Cablegate: A/S Posner Presses Goe Officials On the Emergency Law

DE RUEHEG #0235/01 0541235
R 231234Z FEB 10

C O N F I D E N T I A L SECTION 01 OF 02 CAIRO 000235


E.O. 12958: DECL: 2035/02/23

REF: 10 CAIRO 64; 10 CAIRO 47; 09 CAIRO 1925

CLASSIFIED BY: Margaret Scobey, Ambassador; REASON: 1.4(B), (D)


-- (U) In January 12-14 meetings, A/S Posner stressed that U.S.
human rights policy is based on principled engagement, universal
standards and a recognition that reform will come from internal
actors. In all instances, he cited President Obama's announcement
on his second day in office to close Guantanamo.

-- (C) According to Interior Ministry State Security Director
Rahman, the GOE uses the Emergency Law only in counterterrorism and
drug cases. He said Egypt faces a serious terrorism threat, and
uses the Emergency Law to detain suspects without charge for
prolonged periods.

-- (C) Justice Minister Marie asserted that prolonged detention
under the Emergency Law facilitates GOE investigations of terror
networks and funding.

-- (C) Parliamentary Affairs Minister Shehab noted that a draft
counterterrorism law is under review, but disagreements continue
between the Interior Ministry and other agencies over the length of
pre-trial detention.

2. (C) A/S Posner told his interlocutors that three pillars guide
the Obama Administration's human rights policy: principled
engagement with foreign countries in a spirit of friendship;
universal standards for all countries, including the United States,
based on the Universal Declaration of Human Rights; and the
recognition that reform will come from internal, not external,
actors. A/S Posner noted that strong governments conduct an open
dialogue with a variety of stakeholders, and partner with robust
civil society organizations. A/S Posner queried GOE officials on
the Emergency Law's uses and prolonged detention without charge.
He urged the GOE to replace the State of Emergency with a law
specifically focused on counterterrorism.

--------------------------------------------- -----------

Interior Ministry State Security Director General Rahman

--------------------------------------------- -----------

3. (C) State Security Investigative Services Chief General Hassan
Abdel Rahman said that Egypt suffers from an "acute terrorist
threat," and the Emergency Law helps protect the country's "safety
and security." He characterized the region as "unstable," and
asserted that terrorism originating from Gaza directly threatens
Egypt. According to Rahman, the Muslim Brotherhood is the "mother
of all extremism and terrorism in Egypt and the world." "We
consider Hamas to be the military wing of the international Muslim
Brotherhood," he stated. Rahman noted that to balance security
with human rights, the GOE is working to replace the State of
Emergency with a counterterrorism law. He said the GOE uses the
Emergency Law only in counterterrorism and drug cases, and the
law's "only benefit" is that it allows the government to detain
suspects without charge for long periods.
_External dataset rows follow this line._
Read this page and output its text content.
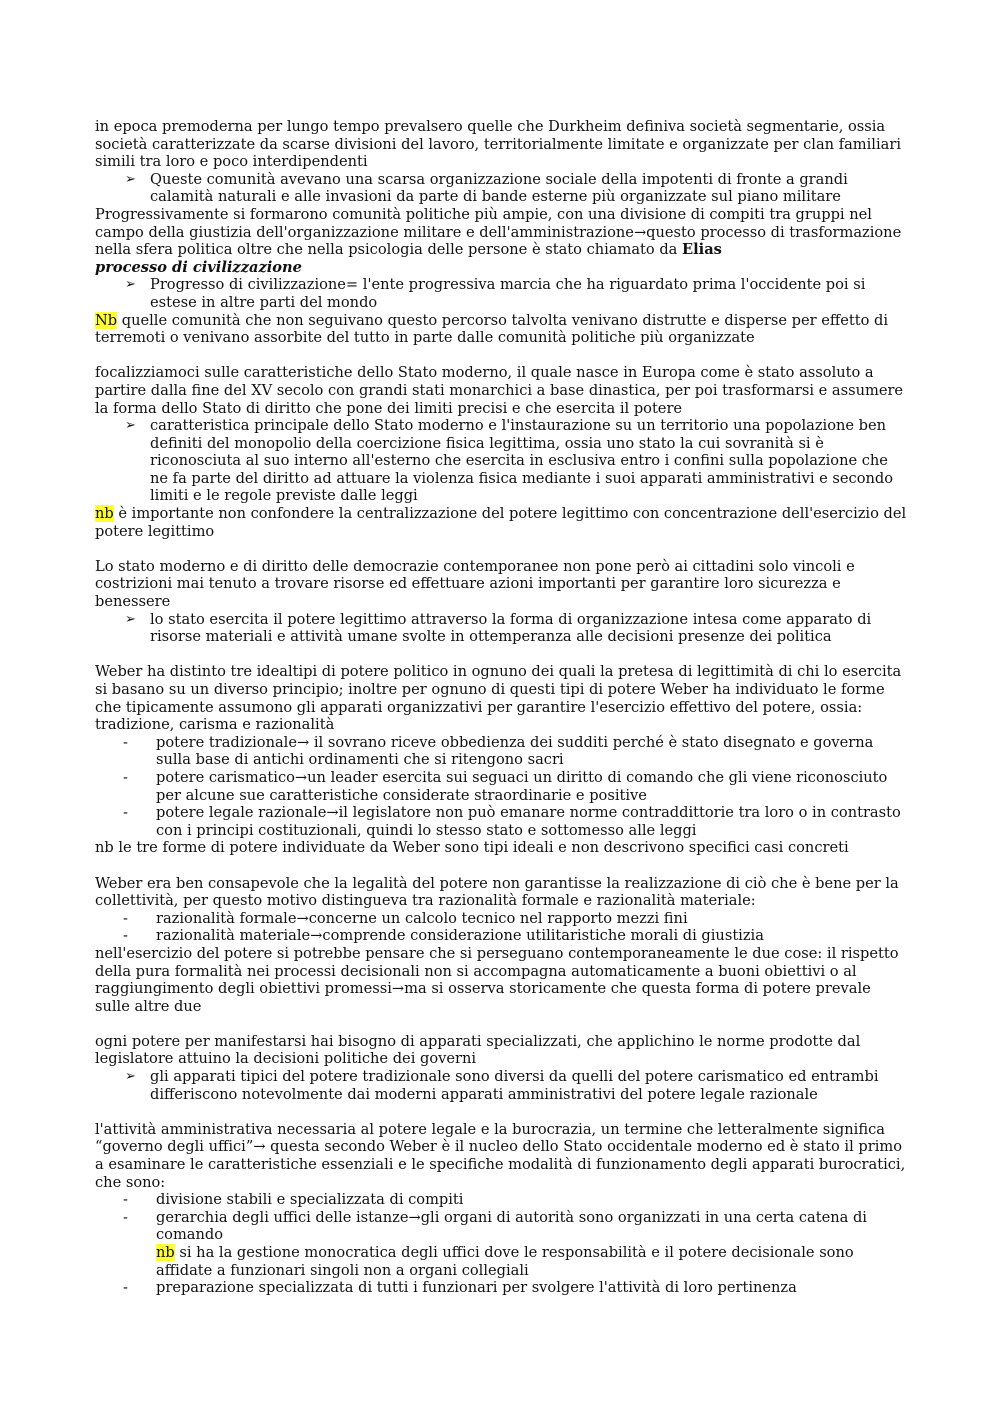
in epoca premoderna per lungo tempo prevalsero quelle che Durkheim definiva società segmentarie, ossia società caratterizzate da scarse divisioni del lavoro, territorialmente limitate e organizzate per clan familiari simili tra loro e poco interdipendenti

➢ Queste comunità avevano una scarsa organizzazione sociale della impotenti di fronte a grandi calamità naturali e alle invasioni da parte di bande esterne più organizzate sul piano militare

Progressivamente si formarono comunità politiche più ampie, con una divisione di compiti tra gruppi nel campo della giustizia dell'organizzazione militare e dell'amministrazione→questo processo di trasformazione nella sfera politica oltre che nella psicologia delle persone è stato chiamato da Elias
processo di civilizzazione

➢ Progresso di civilizzazione= l'ente progressiva marcia che ha riguardato prima l'occidente poi si estese in altre parti del mondo

Nb quelle comunità che non seguivano questo percorso talvolta venivano distrutte e disperse per effetto di terremoti o venivano assorbite del tutto in parte dalle comunità politiche più organizzate

focalizziamoci sulle caratteristiche dello Stato moderno, il quale nasce in Europa come è stato assoluto a partire dalla fine del XV secolo con grandi stati monarchici a base dinastica, per poi trasformarsi e assumere la forma dello Stato di diritto che pone dei limiti precisi e che esercita il potere

➢ caratteristica principale dello Stato moderno e l'instaurazione su un territorio una popolazione ben definiti del monopolio della coercizione fisica legittima, ossia uno stato la cui sovranità si è riconosciuta al suo interno all'esterno che esercita in esclusiva entro i confini sulla popolazione che ne fa parte del diritto ad attuare la violenza fisica mediante i suoi apparati amministrativi e secondo limiti e le regole previste dalle leggi

nb è importante non confondere la centralizzazione del potere legittimo con concentrazione dell'esercizio del potere legittimo

Lo stato moderno e di diritto delle democrazie contemporanee non pone però ai cittadini solo vincoli e costrizioni mai tenuto a trovare risorse ed effettuare azioni importanti per garantire loro sicurezza e benessere

➢ lo stato esercita il potere legittimo attraverso la forma di organizzazione intesa come apparato di risorse materiali e attività umane svolte in ottemperanza alle decisioni presenze dei politica

Weber ha distinto tre idealtipi di potere politico in ognuno dei quali la pretesa di legittimità di chi lo esercita si basano su un diverso principio; inoltre per ognuno di questi tipi di potere Weber ha individuato le forme che tipicamente assumono gli apparati organizzativi per garantire l'esercizio effettivo del potere, ossia: tradizione, carisma e razionalità

-	potere tradizionale→ il sovrano riceve obbedienza dei sudditi perché è stato disegnato e governa sulla base di antichi ordinamenti che si ritengono sacri
-	potere carismatico→un leader esercita sui seguaci un diritto di comando che gli viene riconosciuto per alcune sue caratteristiche considerate straordinarie e positive
-	potere legale razionale→il legislatore non può emanare norme contraddittorie tra loro o in contrasto con i principi costituzionali, quindi lo stesso stato e sottomesso alle leggi

nb le tre forme di potere individuate da Weber sono tipi ideali e non descrivono specifici casi concreti

Weber era ben consapevole che la legalità del potere non garantisse la realizzazione di ciò che è bene per la collettività, per questo motivo distingueva tra razionalità formale e razionalità materiale:

-	razionalità formale→concerne un calcolo tecnico nel rapporto mezzi fini
-	razionalità materiale→comprende considerazione utilitaristiche morali di giustizia

nell'esercizio del potere si potrebbe pensare che si perseguano contemporaneamente le due cose: il rispetto della pura formalità nei processi decisionali non si accompagna automaticamente a buoni obiettivi o al raggiungimento degli obiettivi promessi→ma si osserva storicamente che questa forma di potere prevale sulle altre due

ogni potere per manifestarsi hai bisogno di apparati specializzati, che applichino le norme prodotte dal legislatore attuino la decisioni politiche dei governi

➢ gli apparati tipici del potere tradizionale sono diversi da quelli del potere carismatico ed entrambi differiscono notevolmente dai moderni apparati amministrativi del potere legale razionale

l'attività amministrativa necessaria al potere legale e la burocrazia, un termine che letteralmente significa “governo degli uffici”→ questa secondo Weber è il nucleo dello Stato occidentale moderno ed è stato il primo a esaminare le caratteristiche essenziali e le specifiche modalità di funzionamento degli apparati burocratici, che sono:

-	divisione stabili e specializzata di compiti
-	gerarchia degli uffici delle istanze→gli organi di autorità sono organizzati in una certa catena di comando

nb si ha la gestione monocratica degli uffici dove le responsabilità e il potere decisionale sono affidate a funzionari singoli non a organi collegiali

-	preparazione specializzata di tutti i funzionari per svolgere l'attività di loro pertinenza
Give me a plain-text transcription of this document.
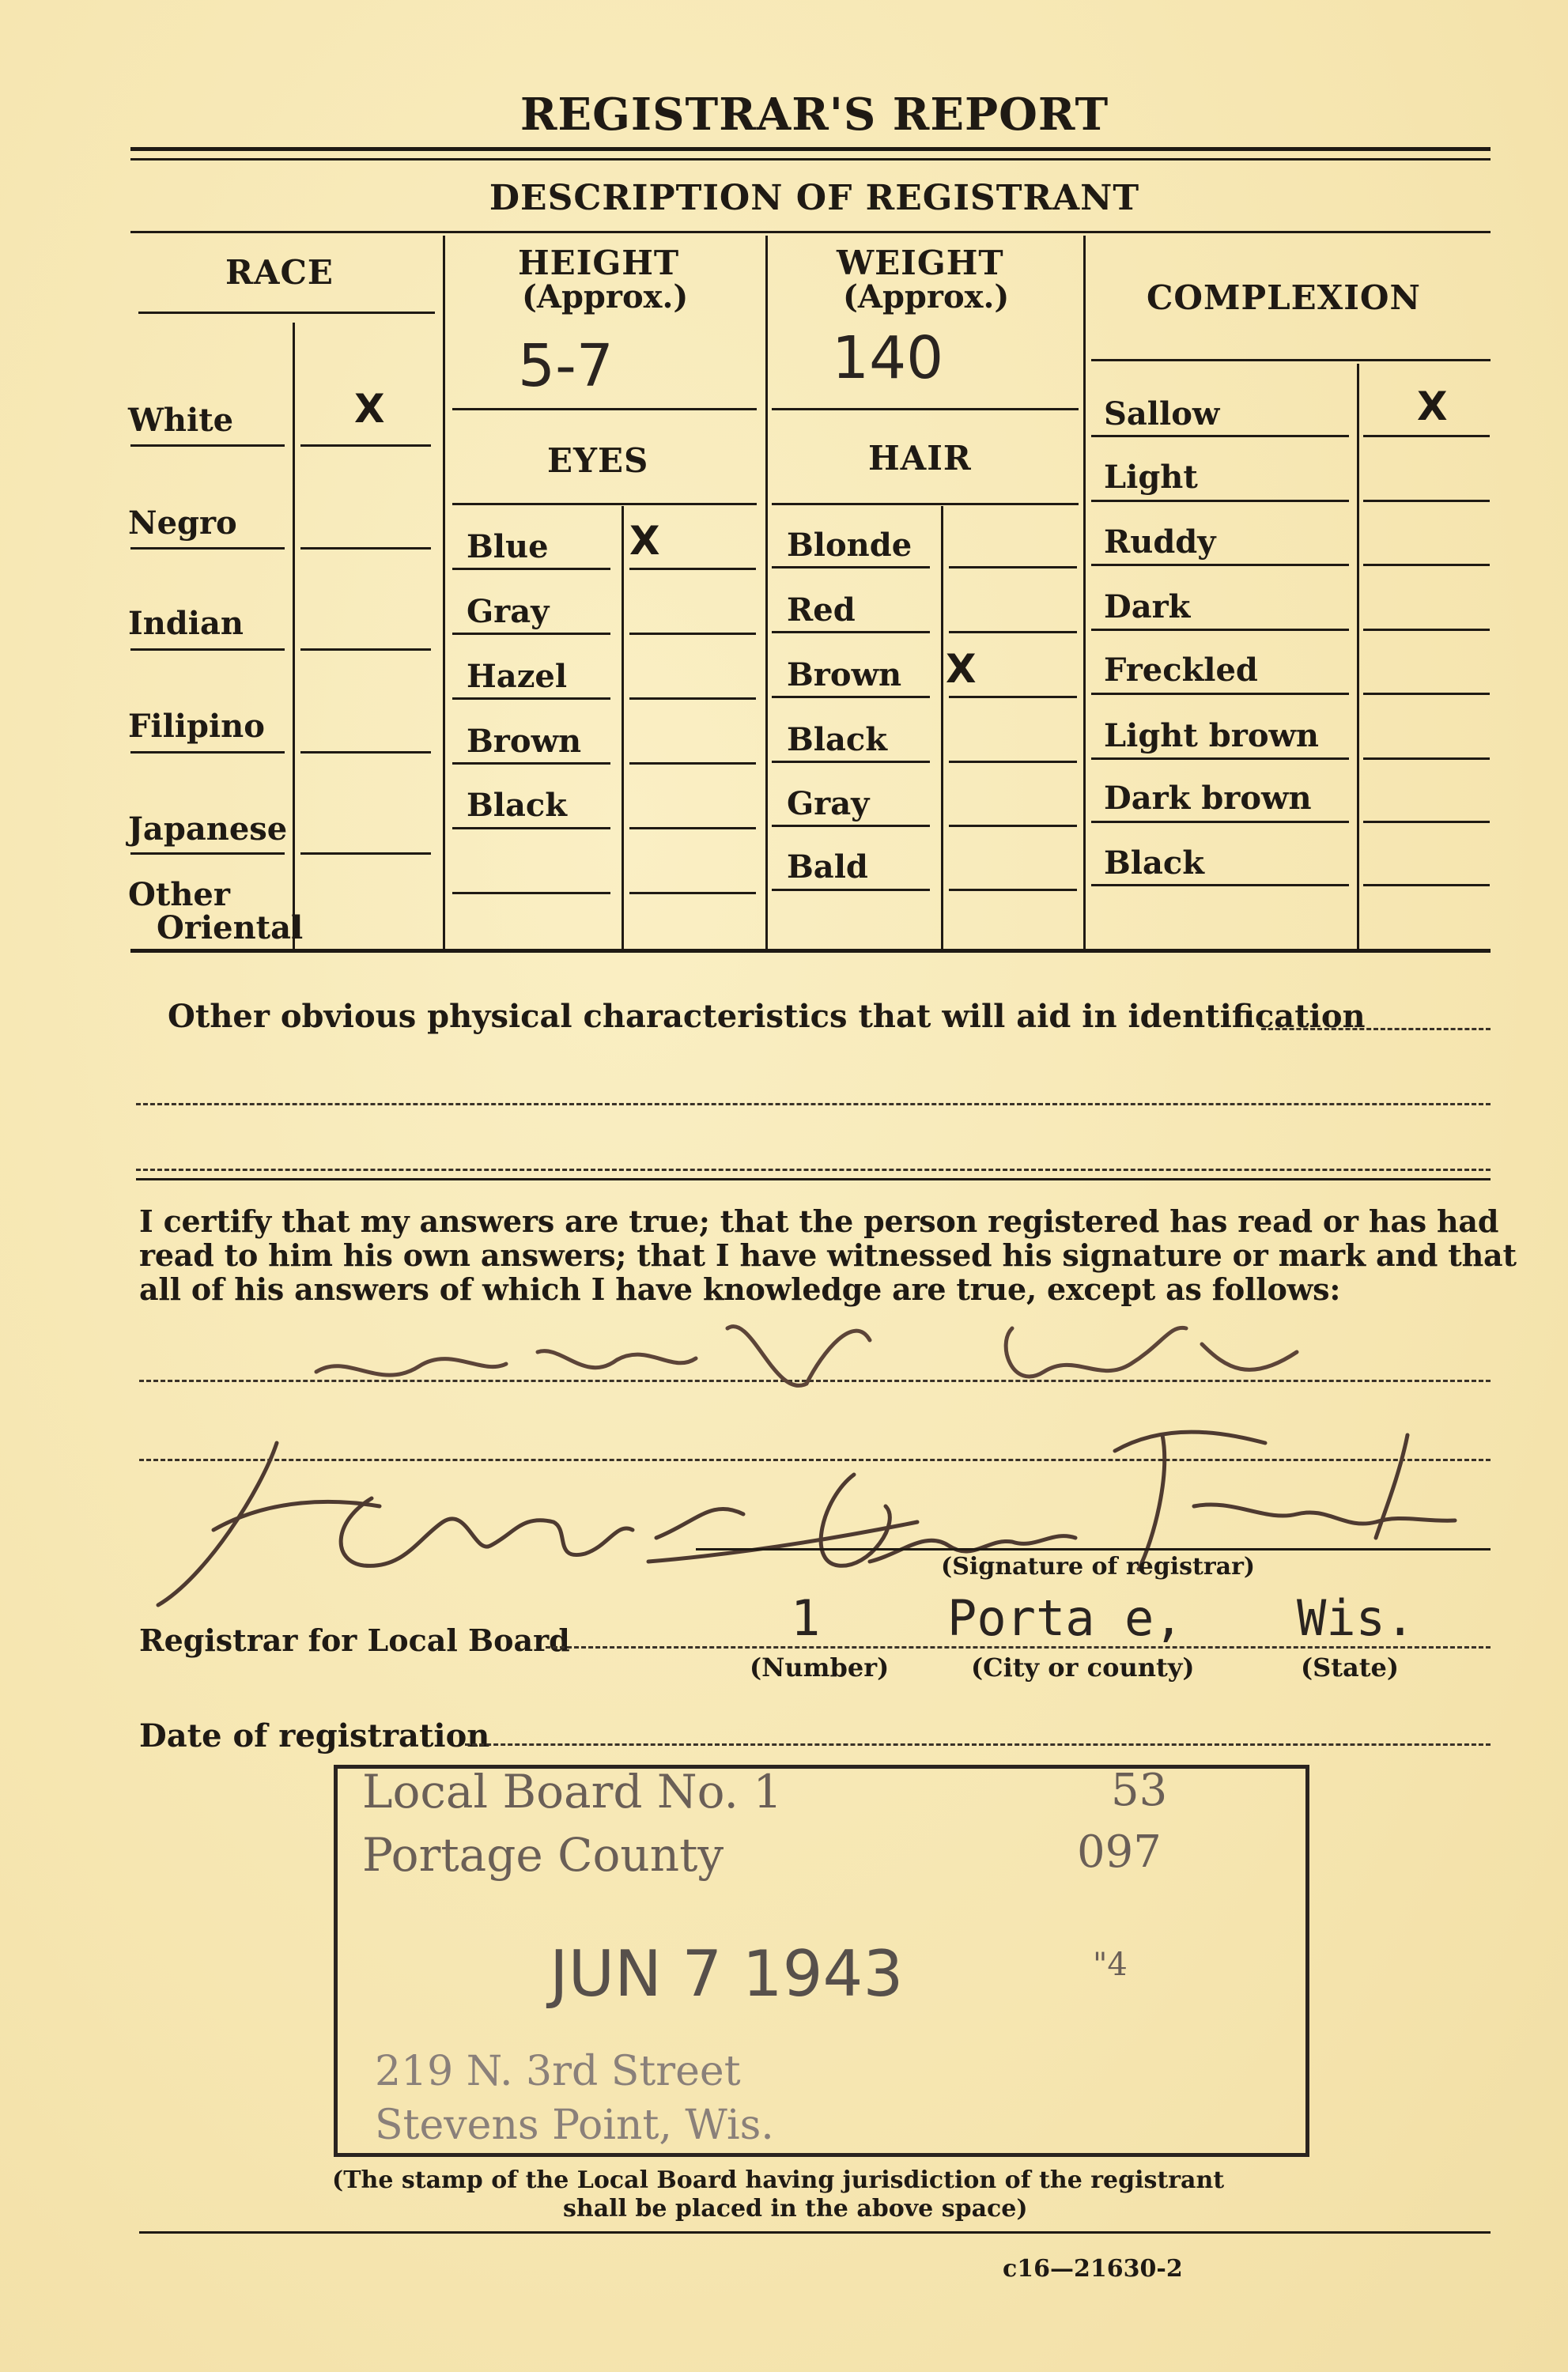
REGISTRAR'S REPORT
DESCRIPTION OF REGISTRANT
RACE
White	X
Negro
Indian
Filipino
Japanese
Other
Oriental
HEIGHT
(Approx.)
5-7
WEIGHT
(Approx.)
140
EYES
Blue X
Gray
Hazel
Brown
Black
HAIR
Blonde
Red
Brown X
Black
Gray
Bald
COMPLEXION
Sallow	X
Light
Ruddy
Dark
Freckled
Light brown
Dark brown
Black
Other obvious physical characteristics that will aid in identification
I certify that my answers are true; that the person registered has read or has had
read to him his own answers; that I have witnessed his signature or mark and that
all of his answers of which I have knowledge are true, except as follows:
(Signature of registrar)
Registrar for Local Board	1	Porta e, Wis.
(Number)	(City or county)	(State)
Date of registration
Local Board No. 1
Portage County
JUN 7 1943
219 N. 3rd Street
Stevens Point, Wis.
53
097
"4
(The stamp of the Local Board having jurisdiction of the registrant
shall be placed in the above space)
c16—21630-2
4. (C) A/S Posner asked why the GOE has detained blogger Hany Nazir
under the Emergency Law without charge since October 2008. (Note:
per ref B, Nazir, a Coptic Christian, was detained following blog
posts deemed offensive to Islam and Christianity. End note.)
General Rahman responded that Nazir's posts criticizing Islam were
inflammatory, and in the context of Upper Egyptian sectarian
tensions could have caused Muslims to attack him. Therefore,
Rahman continued, the GOE detained Nazir "for his own security."
Rahman claimed that the GOE detained Nazir under the Emergency Law
to gather evidence to prosecute him for defaming religion.

CAIRO 00000235 002 OF 002


Justice Minister Marie


5. (C) Justice Minister Mahmoud Marie told A/S Posner the GOE uses
the Emergency Law to combat terrorism, citing the February 2009
bombing at the Khan El-Khalili market in Cairo and other attacks on
tourists in the 1990s. He said the Emergency Law allows detention
while the GOE investigates terrorist organizations and funding.
According to Marie, Egypt expects terror attacks "every day," and
cannot use the same procedures relevant to crimes committed by
"ordinary citizens." In response to A/S Posner's question
regarding bloggers jailed under the Emergency Law, Marie contended
that these cases have not stopped other bloggers from expressing
themselves, but acknowledged his lack of familiarity with the


Minister for Parliamentary Affairs Shehab


6. (C) Minister of State for Parliamentary and Legal Affairs Mufeed
Shehab described the State of Emergency as a "weak point" in
Egypt's reform process, and "a problem" for U.S.-Egyptian bilateral
relations, Egypt's image abroad and the February 17 UN Human Rights
Council's Universal Periodic Review of Egypt. He said that
disagreements persist between the Interior Ministry and other
ministries over the MOI's interest in a longer pre-trial detention
period in the draft counterterrorism law that would replace the
State of Emergency. Shehab believed detainees in custody under the
Emergency Law should either be released or tried in regular courts,
but mentioned MOI concerns about releasing a large number of
Islamist detainees at once. Shehab noted he is "pressing" the
inter-agency committee to approve the draft law by February.

--------------------------------------------- -

MFA Deputy Assistant Minister for Human Rights

--------------------------------------------- -

7. (C) Deputy Assistant Minister for Human Rights Wael Aboulmagd
stressed President Mubarak's commitment to lifting the State of
Emergency and enacting a counterterrorism law in its place.
Aboulmagd noted interagency disagreements over the length of
pre-trial detention in the draft counterterrorism law. He said
that detainees under the Emergency Law can receive lawyers and
other visitors, and can appeal their detention. (Note: In
detention cases under both the Emergency Law and the penal code,
such as the detained bloggers per ref B, the government has
prevented lawyers from visiting their clients. End note.)

8. (U) A/S Posner cleared this message.